Ontario’s Environment Minister says he will block a move by the beverage industry to impose fees on consumers to cover the costs of the province’s new private sector-led recycling system.
David Piccini said Thursday that the plan to impose levies of between 1 and 3 cents on every non-alcoholic beverage container sold in the province was now off the table and that he would tell the industry to cancel it – or bring in new regulations to force them to do so.
“Am I open to working with producers, understanding the realities of how they can invest in technology and what those costs are? Yes,” the minister said, responding to reporters’ questions at an unrelated event in downtown Toronto on Thursday. “But if they think it’s as easy as rounding it to the nearest cent or to the dollar and slapping it onto consumers, I think they have another thing coming.”

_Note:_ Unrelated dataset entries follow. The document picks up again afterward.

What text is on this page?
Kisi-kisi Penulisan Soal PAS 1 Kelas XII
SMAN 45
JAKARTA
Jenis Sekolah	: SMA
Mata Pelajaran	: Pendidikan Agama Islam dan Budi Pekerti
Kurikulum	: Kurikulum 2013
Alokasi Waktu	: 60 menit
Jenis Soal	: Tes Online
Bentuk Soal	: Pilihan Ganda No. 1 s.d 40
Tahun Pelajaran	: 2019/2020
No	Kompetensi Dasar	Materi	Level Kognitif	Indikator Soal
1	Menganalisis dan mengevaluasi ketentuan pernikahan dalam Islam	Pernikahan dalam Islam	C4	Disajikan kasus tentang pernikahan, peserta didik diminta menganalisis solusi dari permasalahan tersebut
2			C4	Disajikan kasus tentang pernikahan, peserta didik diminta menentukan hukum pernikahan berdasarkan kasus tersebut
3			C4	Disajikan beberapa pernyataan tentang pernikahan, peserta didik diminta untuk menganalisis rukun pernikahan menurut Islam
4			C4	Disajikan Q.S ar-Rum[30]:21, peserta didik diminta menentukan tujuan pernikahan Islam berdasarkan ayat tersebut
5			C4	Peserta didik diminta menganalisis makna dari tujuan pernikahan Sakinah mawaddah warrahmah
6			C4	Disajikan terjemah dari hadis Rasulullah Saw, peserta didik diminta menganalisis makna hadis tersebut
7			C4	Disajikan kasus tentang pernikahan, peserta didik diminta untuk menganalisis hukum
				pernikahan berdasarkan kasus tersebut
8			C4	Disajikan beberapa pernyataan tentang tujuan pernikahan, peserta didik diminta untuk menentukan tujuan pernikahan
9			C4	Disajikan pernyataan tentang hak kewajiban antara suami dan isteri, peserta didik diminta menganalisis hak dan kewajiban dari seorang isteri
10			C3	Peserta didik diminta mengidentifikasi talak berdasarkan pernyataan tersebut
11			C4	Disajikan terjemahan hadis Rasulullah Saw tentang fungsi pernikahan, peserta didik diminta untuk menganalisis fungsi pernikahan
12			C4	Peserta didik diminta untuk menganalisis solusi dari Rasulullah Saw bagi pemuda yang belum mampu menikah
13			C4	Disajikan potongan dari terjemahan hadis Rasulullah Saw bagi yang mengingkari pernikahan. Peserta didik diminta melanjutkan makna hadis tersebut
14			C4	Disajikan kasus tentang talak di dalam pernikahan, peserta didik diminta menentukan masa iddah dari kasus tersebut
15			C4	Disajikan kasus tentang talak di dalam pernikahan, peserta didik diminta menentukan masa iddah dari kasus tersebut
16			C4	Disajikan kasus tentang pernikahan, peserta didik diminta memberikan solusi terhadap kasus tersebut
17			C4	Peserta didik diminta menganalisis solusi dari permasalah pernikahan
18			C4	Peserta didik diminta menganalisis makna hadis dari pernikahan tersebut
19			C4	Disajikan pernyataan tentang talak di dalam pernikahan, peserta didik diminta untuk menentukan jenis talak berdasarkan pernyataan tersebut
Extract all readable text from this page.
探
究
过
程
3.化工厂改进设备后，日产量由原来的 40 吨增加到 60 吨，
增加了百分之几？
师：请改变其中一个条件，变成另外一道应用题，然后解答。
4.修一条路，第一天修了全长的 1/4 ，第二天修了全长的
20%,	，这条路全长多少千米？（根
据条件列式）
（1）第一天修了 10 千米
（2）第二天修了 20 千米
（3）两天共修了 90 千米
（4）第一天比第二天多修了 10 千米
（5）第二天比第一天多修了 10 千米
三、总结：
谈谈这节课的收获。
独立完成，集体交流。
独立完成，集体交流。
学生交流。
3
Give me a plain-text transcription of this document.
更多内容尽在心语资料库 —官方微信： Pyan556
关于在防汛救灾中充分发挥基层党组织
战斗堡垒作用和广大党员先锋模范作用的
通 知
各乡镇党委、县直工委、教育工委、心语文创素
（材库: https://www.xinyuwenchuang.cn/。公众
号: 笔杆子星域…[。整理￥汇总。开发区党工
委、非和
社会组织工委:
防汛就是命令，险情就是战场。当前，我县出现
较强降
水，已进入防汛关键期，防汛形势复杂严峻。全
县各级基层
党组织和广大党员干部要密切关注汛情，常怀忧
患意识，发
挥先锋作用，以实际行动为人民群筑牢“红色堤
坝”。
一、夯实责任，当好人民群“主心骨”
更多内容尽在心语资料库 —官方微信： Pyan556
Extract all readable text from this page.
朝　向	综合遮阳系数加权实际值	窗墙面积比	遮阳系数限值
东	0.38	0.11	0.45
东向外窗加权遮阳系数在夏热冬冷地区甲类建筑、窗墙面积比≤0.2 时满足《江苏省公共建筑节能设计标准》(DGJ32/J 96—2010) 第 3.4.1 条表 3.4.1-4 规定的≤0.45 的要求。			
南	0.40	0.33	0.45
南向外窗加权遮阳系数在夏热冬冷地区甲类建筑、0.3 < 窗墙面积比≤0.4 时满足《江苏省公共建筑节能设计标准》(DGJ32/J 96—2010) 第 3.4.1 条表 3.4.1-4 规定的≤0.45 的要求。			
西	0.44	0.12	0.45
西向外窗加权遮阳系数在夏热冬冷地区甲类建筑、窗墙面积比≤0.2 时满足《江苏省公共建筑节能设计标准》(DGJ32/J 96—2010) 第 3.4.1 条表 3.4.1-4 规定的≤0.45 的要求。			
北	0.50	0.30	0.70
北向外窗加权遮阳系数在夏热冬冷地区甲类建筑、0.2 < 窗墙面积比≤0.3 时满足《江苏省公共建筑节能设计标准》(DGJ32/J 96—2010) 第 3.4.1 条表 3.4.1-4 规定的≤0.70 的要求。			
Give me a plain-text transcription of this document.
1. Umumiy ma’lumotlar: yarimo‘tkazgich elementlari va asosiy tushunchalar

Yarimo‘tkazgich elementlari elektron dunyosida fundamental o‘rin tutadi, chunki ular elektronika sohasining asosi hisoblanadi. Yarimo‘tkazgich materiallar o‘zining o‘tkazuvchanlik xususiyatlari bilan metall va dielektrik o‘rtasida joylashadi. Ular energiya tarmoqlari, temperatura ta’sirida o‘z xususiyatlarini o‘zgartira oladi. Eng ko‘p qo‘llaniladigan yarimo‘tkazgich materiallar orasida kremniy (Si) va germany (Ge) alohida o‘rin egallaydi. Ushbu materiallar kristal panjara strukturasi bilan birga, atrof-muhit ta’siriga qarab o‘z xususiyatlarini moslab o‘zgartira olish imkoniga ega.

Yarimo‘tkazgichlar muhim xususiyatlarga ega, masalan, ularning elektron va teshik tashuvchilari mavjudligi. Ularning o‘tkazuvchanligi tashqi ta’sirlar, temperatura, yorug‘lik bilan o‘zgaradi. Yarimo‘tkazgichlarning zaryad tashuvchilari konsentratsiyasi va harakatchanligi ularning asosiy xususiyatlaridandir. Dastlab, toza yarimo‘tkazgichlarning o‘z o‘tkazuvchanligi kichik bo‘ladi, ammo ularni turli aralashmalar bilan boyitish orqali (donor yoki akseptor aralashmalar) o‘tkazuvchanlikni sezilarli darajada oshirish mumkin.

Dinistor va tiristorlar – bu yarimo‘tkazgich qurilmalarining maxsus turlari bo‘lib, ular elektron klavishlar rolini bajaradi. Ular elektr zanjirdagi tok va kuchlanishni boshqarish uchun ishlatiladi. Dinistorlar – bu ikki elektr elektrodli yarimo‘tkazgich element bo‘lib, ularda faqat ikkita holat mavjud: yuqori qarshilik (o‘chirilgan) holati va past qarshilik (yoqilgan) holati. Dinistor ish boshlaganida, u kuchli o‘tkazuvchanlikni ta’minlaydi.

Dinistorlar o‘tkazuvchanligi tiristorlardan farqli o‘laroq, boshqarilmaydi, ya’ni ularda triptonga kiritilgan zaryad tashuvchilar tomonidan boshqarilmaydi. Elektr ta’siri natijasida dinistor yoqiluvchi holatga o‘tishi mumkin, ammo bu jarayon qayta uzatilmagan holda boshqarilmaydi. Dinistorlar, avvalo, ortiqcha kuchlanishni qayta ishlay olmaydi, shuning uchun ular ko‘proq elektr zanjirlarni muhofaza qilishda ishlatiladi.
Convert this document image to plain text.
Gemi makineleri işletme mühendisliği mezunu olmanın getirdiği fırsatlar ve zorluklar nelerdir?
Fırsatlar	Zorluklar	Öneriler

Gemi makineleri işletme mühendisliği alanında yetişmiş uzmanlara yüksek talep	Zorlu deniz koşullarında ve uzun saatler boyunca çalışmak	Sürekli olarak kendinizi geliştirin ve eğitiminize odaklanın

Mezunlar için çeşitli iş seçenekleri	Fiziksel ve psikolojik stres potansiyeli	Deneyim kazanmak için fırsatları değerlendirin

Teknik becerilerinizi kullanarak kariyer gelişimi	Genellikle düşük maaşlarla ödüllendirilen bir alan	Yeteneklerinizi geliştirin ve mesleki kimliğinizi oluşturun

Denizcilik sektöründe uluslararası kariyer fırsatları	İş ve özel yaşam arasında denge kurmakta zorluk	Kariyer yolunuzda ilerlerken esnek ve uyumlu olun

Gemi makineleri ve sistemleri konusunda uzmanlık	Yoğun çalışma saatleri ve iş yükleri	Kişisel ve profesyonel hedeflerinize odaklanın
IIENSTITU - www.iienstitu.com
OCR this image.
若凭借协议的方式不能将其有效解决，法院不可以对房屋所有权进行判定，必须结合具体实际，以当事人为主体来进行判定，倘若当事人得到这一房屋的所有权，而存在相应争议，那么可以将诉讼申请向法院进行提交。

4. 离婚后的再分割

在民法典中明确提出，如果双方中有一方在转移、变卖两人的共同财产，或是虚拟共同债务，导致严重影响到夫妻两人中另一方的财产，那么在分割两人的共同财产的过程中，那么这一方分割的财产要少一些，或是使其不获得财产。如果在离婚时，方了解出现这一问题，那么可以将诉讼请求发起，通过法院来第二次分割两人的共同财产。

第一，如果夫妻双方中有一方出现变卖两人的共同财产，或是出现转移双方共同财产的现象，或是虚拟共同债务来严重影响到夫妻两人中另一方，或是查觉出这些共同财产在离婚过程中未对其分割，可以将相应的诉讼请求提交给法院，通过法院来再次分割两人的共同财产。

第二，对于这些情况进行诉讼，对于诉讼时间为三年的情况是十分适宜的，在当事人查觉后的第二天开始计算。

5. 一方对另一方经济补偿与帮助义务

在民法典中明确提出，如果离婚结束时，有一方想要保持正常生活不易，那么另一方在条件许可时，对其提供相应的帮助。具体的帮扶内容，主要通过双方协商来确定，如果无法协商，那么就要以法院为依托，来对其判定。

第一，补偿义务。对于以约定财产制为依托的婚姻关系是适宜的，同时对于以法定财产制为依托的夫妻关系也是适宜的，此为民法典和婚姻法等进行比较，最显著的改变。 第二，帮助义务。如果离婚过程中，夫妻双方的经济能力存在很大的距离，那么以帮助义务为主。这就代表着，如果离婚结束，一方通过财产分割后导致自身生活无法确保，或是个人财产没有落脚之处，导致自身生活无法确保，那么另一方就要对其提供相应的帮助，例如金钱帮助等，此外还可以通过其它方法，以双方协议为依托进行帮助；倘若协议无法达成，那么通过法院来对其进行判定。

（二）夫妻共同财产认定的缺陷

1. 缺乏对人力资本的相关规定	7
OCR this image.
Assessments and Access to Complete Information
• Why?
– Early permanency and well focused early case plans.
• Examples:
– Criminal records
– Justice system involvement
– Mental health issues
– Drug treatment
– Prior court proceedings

The fees were originally set to be imposed at the retail level, possibly as an added fee visible on receipts, as of April 1. But the Canadian Beverage Container Recycling Association – which represents large companies such as Coca-Cola and Tim Hortons – announced last month that it was putting off its start date to June 1. It said the delay followed discussions with the Retail Council of Canada, which represents the country’s leading supermarket chains and other retailers.
The new fees could have prompted a backlash against retailers and grocers, who have faced criticism over increasing prices, and profits, in a period of high inflation. Ontario’s Progressive Conservative government under Premier Doug Ford has made the cost of living a talking point, while railing against the federal government’s carbon-pricing scheme.
The executive director of the recycling association, Ken Friesen, could not be reached. Sheri Moerkerk, a spokeswoman, said late Thursday in an e-mail that Mr. Friesen was on a call with Mr. Piccini, discussing the issue.
It was unclear whether beverage companies would still pass on the costs of the fees, but hidden in higher prices.
The fees, similar to ones in place in Manitoba, were supposed to be part of the complex “extended producer responsibility” system Ontario is imposing in an effort to boost recycling rates.
It’s the latest hiccup in a massive transformation, under way since 2019, in which private sector producers of recyclables will take over the administration and all of the costs of the province’s “blue box” program – but with phased-in, more ambitious recycling targets. The cost of the old system was covered half by municipalities and half by industry funding.
The idea behind the new system, in place in Europe and British Columbia, is to force waste producers to innovate, such as by finding ways to reduce packaging, since they must pay the full costs of recycling.
The scotched fees would have ranged from a penny on aluminum cans to 3 cents on large plastic bottles, glass bottles and drink-box type containers. According to a Canadian Beverage Container Recycling Association presentation, the fees would have raised $84-million a year, covering the cost of new public bins across the province and an awareness campaign. But it would also have generated multimillion-dollar surpluses each year, including a $12-million cushion in 2023.
Karen Wirsig, plastics program manager with the advocacy group Environmental Defence, said the plan would have only introduced fees on consumers without doing anything to fundamentally change the system.
She said the only way to hit Ontario’s goals to collect and recycle 75 per cent of beverage containers by 2026 and 80 per cent by the end of the decade – up from what she said was 46 per cent as of 2020 – is to bring in a deposit-return system, as Ontario has for alcoholic drinks.
“The beverage industry in Ontario appears to be stubbornly trying to resist that and pretend that they can reach these targets,” Ms. Wirsig said in an interview. “We have got a long way to go. It doesn’t seem clear to us that we are going to get there using the same broken system.”
Opposition NDP environment critic Sandy Shaw praised the move to block a “tax” on pop cans and other beverages, but called for tougher recycling targets. She said the fees would have undermined the goal of the new system, to make producers pay for the full costs of recycling.